Уолтер (входит в комнату и идет к Виктору с протянутой для рукопожатия рукой, с затаенным теплом в глазах, но с привычно надетой на лицо улыбкой). Как дела?!
Виктор (перекладывает деньги в левую руку и протягивает правую). Никак не ожидал, что ты приедешь.
Уолтер. Прости, задержался. Что это ты делаешь?
Виктор. Я? Я только что все это продал.
Уолтер. Отлично! За сколько?
Виктор (словно он вдруг прозрел и теперь абсолютно уверен в том, что его надули). За тысячу сто.
Уолтер (в тоне его нет ни одобрения, ни упрека). Ну и хорошо. За все?
Соломон. Счастлив познакомиться с вами, доктор. Позвольте представиться: Грегори Соломон.
Уолтер (выражение его лица говорит: «Что ж, пожалуй, это забавно», однако в его сдержанности есть оттенок негодования). Здравствуйте!

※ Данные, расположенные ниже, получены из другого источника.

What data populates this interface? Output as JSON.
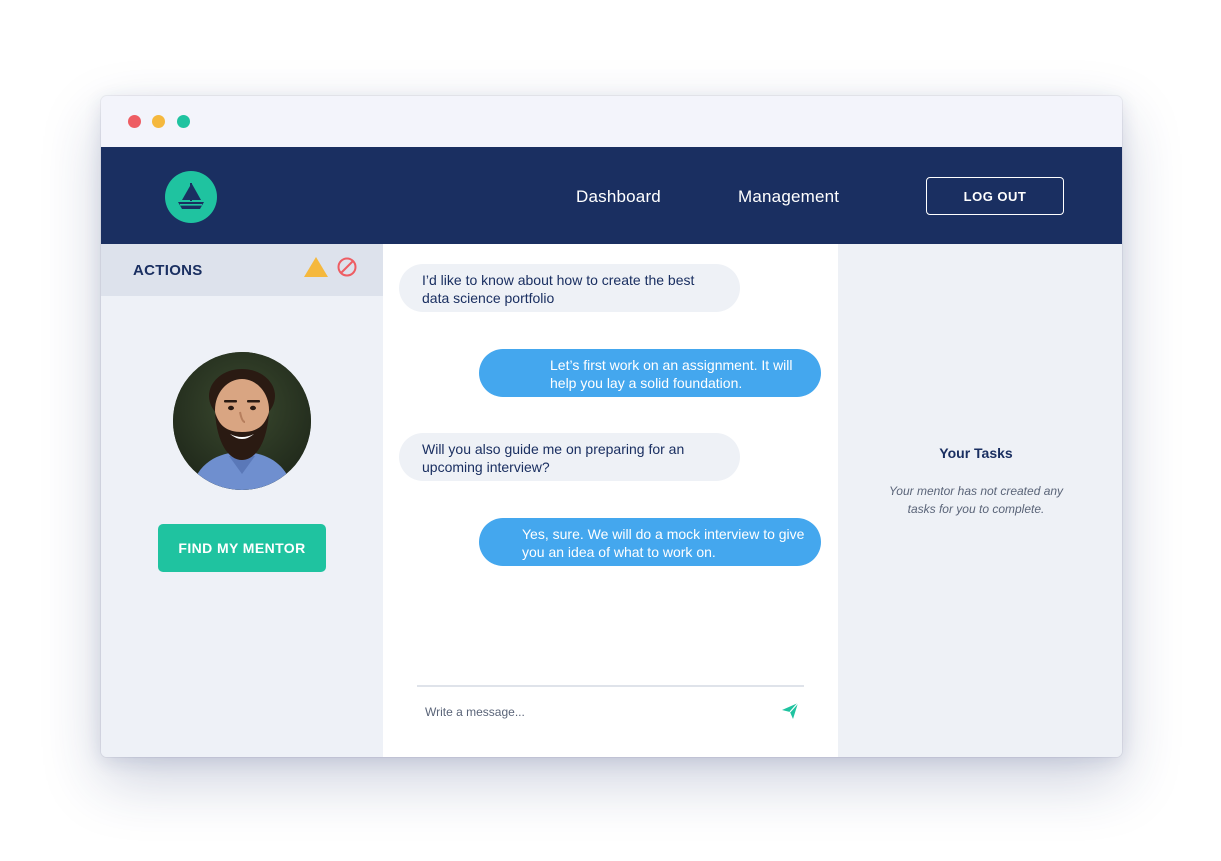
{
  "window": {
    "controls": [
      "close",
      "minimize",
      "maximize"
    ]
  },
  "header": {
    "logo_icon": "sailboat-icon",
    "nav": {
      "dashboard": "Dashboard",
      "management": "Management"
    },
    "logout_label": "LOG OUT"
  },
  "sidebar": {
    "actions_label": "ACTIONS",
    "icons": [
      "warning-icon",
      "block-icon"
    ],
    "find_mentor_label": "FIND MY MENTOR"
  },
  "chat": {
    "messages": [
      {
        "direction": "incoming",
        "text": "I’d like to know about how to create the best data science portfolio"
      },
      {
        "direction": "outgoing",
        "text": "Let’s first work on an assignment. It will help you lay a solid foundation."
      },
      {
        "direction": "incoming",
        "text": "Will you also guide me on preparing for an upcoming interview?"
      },
      {
        "direction": "outgoing",
        "text": "Yes, sure. We will do a mock interview to give you an idea of what to work on."
      }
    ],
    "input_placeholder": "Write a message...",
    "send_icon": "send-icon"
  },
  "tasks": {
    "title": "Your Tasks",
    "empty_message": "Your mentor has not created any tasks for you to complete."
  },
  "colors": {
    "navy": "#1a2f61",
    "teal": "#1fc3a0",
    "blue_bubble": "#44a7ee",
    "warning": "#f5b83d",
    "block": "#ee5d63"
  }
}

Он пожимает руку Соломону. Виктор поднимает руку, чтобы пригладить волосы, и на лице его появляется такое выражение, словно он сам себя боится.
Занавес
Действие не прерывалось. Когда поднимается занавес, Уолтер отпускает руку Соломона и поворачивается к Виктору. Во взгляде — теплота, но улыбка сдержанная и, пожалуй, жестковатая.
Уолтер. Как Эстер?
Виктор. Все в порядке. Она вот-вот должна прийти.
Уолтер (снимает пальто). Сюда? Отлично! А что делает Ричард?